Cremers Charlotte H P, Dankbaar Jan Willem, Vergouwen Mervyn D I, Vos Pieter C, Bennink Edwin, Rinkel Gabriel J E, Velthuis Birgitta K, van der Schaaf Irene C
Department of Neurology and Neurosurgery, Room G03.232, Brain Center Rudolf Magnus Department of Neurology and Neurosurgery, University Medical Center Utrecht, PO Box 85500, 3508 GA, Utrecht, The Netherlands,
Neuroradiology. 2015 May;57(5):469-74. doi: 10.1007/s00234-015-1486-8. Epub 2015 Jan 23.
Tracer delay-sensitive perfusion algorithms in CT perfusion (CTP) result in an overestimation of the extent of ischemia in thromboembolic stroke. In diagnosing delayed cerebral ischemia (DCI) after aneurysmal subarachnoid hemorrhage (aSAH), delayed arrival of contrast due to vasospasm may also overestimate the extent of ischemia. We investigated the diagnostic accuracy of tracer delay-sensitive and tracer delay-insensitive algorithms for detecting DCI.
From a prospectively collected series of aSAH patients admitted between 2007-2011, we included patients with any clinical deterioration other than rebleeding within 21 days after SAH who underwent NCCT/CTP/CTA imaging. Causes of clinical deterioration were categorized into DCI and no DCI. CTP maps were calculated with tracer delay-sensitive and tracer delay-insensitive algorithms and were visually assessed for the presence of perfusion deficits by two independent observers with different levels of experience. The diagnostic value of both algorithms was calculated for both observers.
Seventy-one patients were included. For the experienced observer, the positive predictive values (PPVs) were 0.67 for the delay-sensitive and 0.66 for the delay-insensitive algorithm, and the negative predictive values (NPVs) were 0.73 and 0.74. For the less experienced observer, PPVs were 0.60 for both algorithms, and NPVs were 0.66 for the delay-sensitive and 0.63 for the delay-insensitive algorithm.

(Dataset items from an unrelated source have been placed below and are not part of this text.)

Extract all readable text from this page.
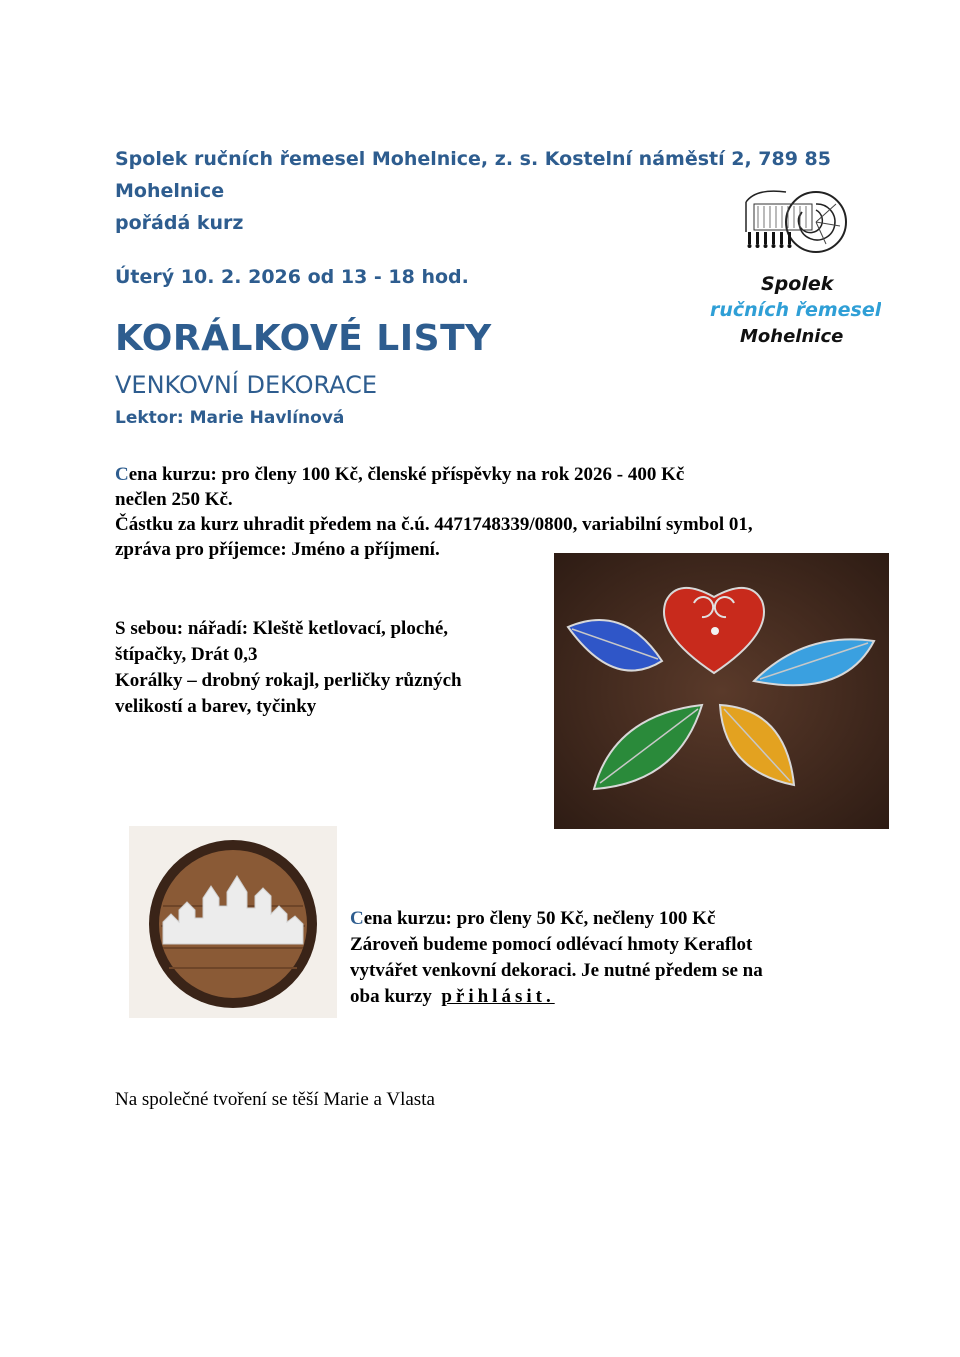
Spolek ručních řemesel Mohelnice, z. s. Kostelní náměstí 2, 789 85
Mohelnice
pořádá kurz
Úterý 10. 2. 2026 od 13 - 18 hod.
KORÁLKOVÉ LISTY
VENKOVNÍ DEKORACE
Lektor: Marie Havlínová
Spolek
ručních řemesel
Mohelnice
Cena kurzu: pro členy 100 Kč, členské příspěvky na rok 2026 - 400 Kč
nečlen 250 Kč.
Částku za kurz uhradit předem na č.ú. 4471748339/0800, variabilní symbol 01,
zpráva pro příjemce: Jméno a příjmení.
S sebou: nářadí: Kleště ketlovací, ploché,
štípačky, Drát 0,3
Korálky – drobný rokajl, perličky různých
velikostí a barev, tyčinky
Cena kurzu: pro členy 50 Kč, nečleny 100 Kč
Zároveň budeme pomocí odlévací hmoty Keraflot
vytvářet venkovní dekoraci. Je nutné předem se na
oba kurzy přihlásit.
Na společné tvoření se těší Marie a Vlasta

Test characteristics are comparable for tracer delay-sensitive and tracer delay-insensitive algorithms for the visual assessment of CTP in diagnosing DCI. This indicates that both algorithms can be used for this purpose.
CT灌注成像(CTP)中对示踪剂延迟敏感的灌注算法会高估血栓栓塞性卒中的缺血范围。在诊断动脉瘤性蛛网膜下腔出血(aSAH)后的迟发性脑缺血(DCI)时,血管痉挛导致的造影剂延迟到达也可能高估缺血范围。我们研究了示踪剂延迟敏感和示踪剂延迟不敏感算法检测DCI的诊断准确性。
从2007年至2011年前瞻性收集的aSAH患者系列中,我们纳入了在SAH后21天内除再出血外出现任何临床恶化且接受了NCCT/CTP/CTA成像的患者。临床恶化的原因分为DCI和非DCI。使用示踪剂延迟敏感和示踪剂延迟不敏感算法计算CTP图,并由两名经验水平不同的独立观察者对灌注缺损的存在进行视觉评估。计算两名观察者两种算法的诊断价值。
纳入71例患者。对于经验丰富的观察者,延迟敏感算法的阳性预测值(PPV)为0.67,延迟不敏感算法的PPV为0.66,阴性预测值(NPV)分别为0.73和0.74。对于经验较少的观察者,两种算法的PPV均为0.60,延迟敏感算法的NPV为0.66,延迟不敏感算法的NPV为0.63。
在视觉评估CTP诊断DCI时,示踪剂延迟敏感和示踪剂延迟不敏感算法的检测特征具有可比性。这表明两种算法均可用于此目的。